Showing posts with label Mckenna Johnson. Show all posts
Showing posts with label Mckenna Johnson. Show all posts

Friday, January 13, 2012

Asher p.2 t.4 Romantic Era Synthesis

Romantic literature dealt with themes of a love of atmospheric landscapes; folk traditions; nostalgia for the past, especially the Gothic; mysticism; and a charm with death. John Keats is a Romantic poet who wrote poems that are related to inner conflicts. For example, in his poems, Ode to a Nightingale and Ode on a Grecian Urn, pain and pleasure are entwined; in his other poems, Isabella; or, the Pot of Basil, The Eve of St.

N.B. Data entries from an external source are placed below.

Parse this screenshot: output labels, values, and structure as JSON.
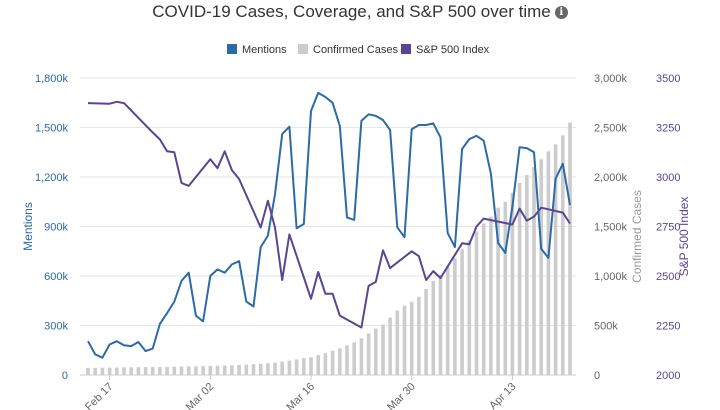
{
  "title": "COVID-19 Cases, Coverage, and S&P 500 over time",
  "info_icon": "info-icon",
  "colors": {
    "mentions": "#2c6aa8",
    "confirmed_cases": "#cccccc",
    "sp500": "#5a4593",
    "grid": "#e6e6e6",
    "text": "#333333"
  },
  "chart_data": {
    "type": "bar+line",
    "x_ticks": [
      "Feb 17",
      "Mar 02",
      "Mar 16",
      "Mar 30",
      "Apr 13"
    ],
    "x_tick_day_index": [
      0,
      14,
      28,
      42,
      56
    ],
    "x_range_days": [
      -3,
      64
    ],
    "legend": [
      "Mentions",
      "Confirmed Cases",
      "S&P 500 Index"
    ],
    "legend_position": "top-center",
    "grid": true,
    "axes": {
      "mentions": {
        "label": "Mentions",
        "ticks": [
          "0",
          "300k",
          "600k",
          "900k",
          "1,200k",
          "1,500k",
          "1,800k"
        ],
        "range": [
          0,
          1800000
        ]
      },
      "confirmed_cases": {
        "label": "Confirmed Cases",
        "ticks": [
          "0",
          "500k",
          "1,000k",
          "1,500k",
          "2,000k",
          "2,500k",
          "3,000k"
        ],
        "range": [
          0,
          3000000
        ]
      },
      "sp500": {
        "label": "S&P 500 Index",
        "ticks": [
          "2000",
          "2250",
          "2500",
          "2750",
          "3000",
          "3250",
          "3500"
        ],
        "range": [
          2000,
          3500
        ]
      }
    },
    "series": [
      {
        "name": "Mentions",
        "type": "line",
        "axis": "mentions",
        "points": [
          [
            -3,
            205000
          ],
          [
            -2,
            125000
          ],
          [
            -1,
            105000
          ],
          [
            0,
            185000
          ],
          [
            1,
            205000
          ],
          [
            2,
            180000
          ],
          [
            3,
            175000
          ],
          [
            4,
            200000
          ],
          [
            5,
            145000
          ],
          [
            6,
            160000
          ],
          [
            7,
            310000
          ],
          [
            8,
            375000
          ],
          [
            9,
            445000
          ],
          [
            10,
            570000
          ],
          [
            11,
            620000
          ],
          [
            12,
            360000
          ],
          [
            13,
            325000
          ],
          [
            14,
            600000
          ],
          [
            15,
            640000
          ],
          [
            16,
            620000
          ],
          [
            17,
            670000
          ],
          [
            18,
            690000
          ],
          [
            19,
            445000
          ],
          [
            20,
            415000
          ],
          [
            21,
            775000
          ],
          [
            22,
            845000
          ],
          [
            23,
            1095000
          ],
          [
            24,
            1460000
          ],
          [
            25,
            1505000
          ],
          [
            26,
            890000
          ],
          [
            27,
            915000
          ],
          [
            28,
            1600000
          ],
          [
            29,
            1710000
          ],
          [
            30,
            1685000
          ],
          [
            31,
            1650000
          ],
          [
            32,
            1510000
          ],
          [
            33,
            955000
          ],
          [
            34,
            940000
          ],
          [
            35,
            1540000
          ],
          [
            36,
            1580000
          ],
          [
            37,
            1570000
          ],
          [
            38,
            1545000
          ],
          [
            39,
            1485000
          ],
          [
            40,
            895000
          ],
          [
            41,
            835000
          ],
          [
            42,
            1490000
          ],
          [
            43,
            1515000
          ],
          [
            44,
            1515000
          ],
          [
            45,
            1525000
          ],
          [
            46,
            1440000
          ],
          [
            47,
            860000
          ],
          [
            48,
            775000
          ],
          [
            49,
            1370000
          ],
          [
            50,
            1430000
          ],
          [
            51,
            1450000
          ],
          [
            52,
            1420000
          ],
          [
            53,
            1220000
          ],
          [
            54,
            800000
          ],
          [
            55,
            740000
          ],
          [
            56,
            1020000
          ],
          [
            57,
            1380000
          ],
          [
            58,
            1375000
          ],
          [
            59,
            1350000
          ],
          [
            60,
            765000
          ],
          [
            61,
            710000
          ],
          [
            62,
            1190000
          ],
          [
            63,
            1280000
          ],
          [
            64,
            1030000
          ]
        ]
      },
      {
        "name": "Confirmed Cases",
        "type": "bar",
        "axis": "confirmed_cases",
        "points": [
          [
            -3,
            72000
          ],
          [
            -2,
            73000
          ],
          [
            -1,
            74000
          ],
          [
            0,
            75000
          ],
          [
            1,
            76000
          ],
          [
            2,
            78000
          ],
          [
            3,
            78000
          ],
          [
            4,
            79000
          ],
          [
            5,
            80000
          ],
          [
            6,
            81000
          ],
          [
            7,
            82000
          ],
          [
            8,
            83000
          ],
          [
            9,
            84000
          ],
          [
            10,
            86000
          ],
          [
            11,
            87000
          ],
          [
            12,
            88000
          ],
          [
            13,
            90000
          ],
          [
            14,
            92000
          ],
          [
            15,
            94000
          ],
          [
            16,
            95000
          ],
          [
            17,
            98000
          ],
          [
            18,
            102000
          ],
          [
            19,
            105000
          ],
          [
            20,
            109000
          ],
          [
            21,
            113000
          ],
          [
            22,
            119000
          ],
          [
            23,
            125000
          ],
          [
            24,
            135000
          ],
          [
            25,
            145000
          ],
          [
            26,
            158000
          ],
          [
            27,
            170000
          ],
          [
            28,
            180000
          ],
          [
            29,
            200000
          ],
          [
            30,
            220000
          ],
          [
            31,
            245000
          ],
          [
            32,
            270000
          ],
          [
            33,
            300000
          ],
          [
            34,
            330000
          ],
          [
            35,
            370000
          ],
          [
            36,
            420000
          ],
          [
            37,
            470000
          ],
          [
            38,
            510000
          ],
          [
            39,
            580000
          ],
          [
            40,
            650000
          ],
          [
            41,
            700000
          ],
          [
            42,
            740000
          ],
          [
            43,
            790000
          ],
          [
            44,
            870000
          ],
          [
            45,
            950000
          ],
          [
            46,
            1010000
          ],
          [
            47,
            1100000
          ],
          [
            48,
            1180000
          ],
          [
            49,
            1270000
          ],
          [
            50,
            1360000
          ],
          [
            51,
            1450000
          ],
          [
            52,
            1530000
          ],
          [
            53,
            1600000
          ],
          [
            54,
            1690000
          ],
          [
            55,
            1750000
          ],
          [
            56,
            1840000
          ],
          [
            57,
            1940000
          ],
          [
            58,
            2020000
          ],
          [
            59,
            2100000
          ],
          [
            60,
            2180000
          ],
          [
            61,
            2260000
          ],
          [
            62,
            2330000
          ],
          [
            63,
            2420000
          ],
          [
            64,
            2550000
          ]
        ]
      },
      {
        "name": "S&P 500 Index",
        "type": "line",
        "axis": "sp500",
        "points": [
          [
            -3,
            3373
          ],
          [
            0,
            3370
          ],
          [
            1,
            3380
          ],
          [
            2,
            3373
          ],
          [
            6,
            3225
          ],
          [
            7,
            3190
          ],
          [
            8,
            3130
          ],
          [
            9,
            3125
          ],
          [
            10,
            2970
          ],
          [
            11,
            2955
          ],
          [
            14,
            3090
          ],
          [
            15,
            3045
          ],
          [
            16,
            3130
          ],
          [
            17,
            3035
          ],
          [
            18,
            2990
          ],
          [
            21,
            2745
          ],
          [
            22,
            2880
          ],
          [
            23,
            2745
          ],
          [
            24,
            2480
          ],
          [
            25,
            2710
          ],
          [
            28,
            2385
          ],
          [
            29,
            2520
          ],
          [
            30,
            2410
          ],
          [
            31,
            2410
          ],
          [
            32,
            2300
          ],
          [
            35,
            2240
          ],
          [
            36,
            2450
          ],
          [
            37,
            2470
          ],
          [
            38,
            2630
          ],
          [
            39,
            2540
          ],
          [
            42,
            2625
          ],
          [
            43,
            2600
          ],
          [
            44,
            2480
          ],
          [
            45,
            2525
          ],
          [
            46,
            2490
          ],
          [
            49,
            2665
          ],
          [
            50,
            2660
          ],
          [
            51,
            2750
          ],
          [
            52,
            2790
          ],
          [
            56,
            2760
          ],
          [
            57,
            2840
          ],
          [
            58,
            2780
          ],
          [
            59,
            2800
          ],
          [
            60,
            2845
          ],
          [
            63,
            2820
          ],
          [
            64,
            2765
          ]
        ]
      }
    ]
  }
}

Agnes, and La Belle Dame Sans Merci, death is intertwined with pleasure, and love is intertwined with pain. Some of the conflicts of men that appear in his works are passion or transient sensation; enduring art; dream or vision; reality; joy; melancholy; the ideal and real; and being immersed in passion and desiring to escape passion. In a piece of work, Keats wrote of a young woman he found charming, "When she comes into a room she makes an impression the same as the Beauty of a Leopardess.... I should like her to ruin me..." His other works, such as Ode to a Nightingale and Ode on a Grecian Urn, shows Keats trying to free himself from the changing world by identifying with the nightingale, which represents nature, or the urn, which represents art. In addition, The Ode to Psyche and the Ode to Melancholy, show the poet as a dreamer. Afar from the previous era, one can see that the Romanticism sought imagination and that its works showed secular representation of man.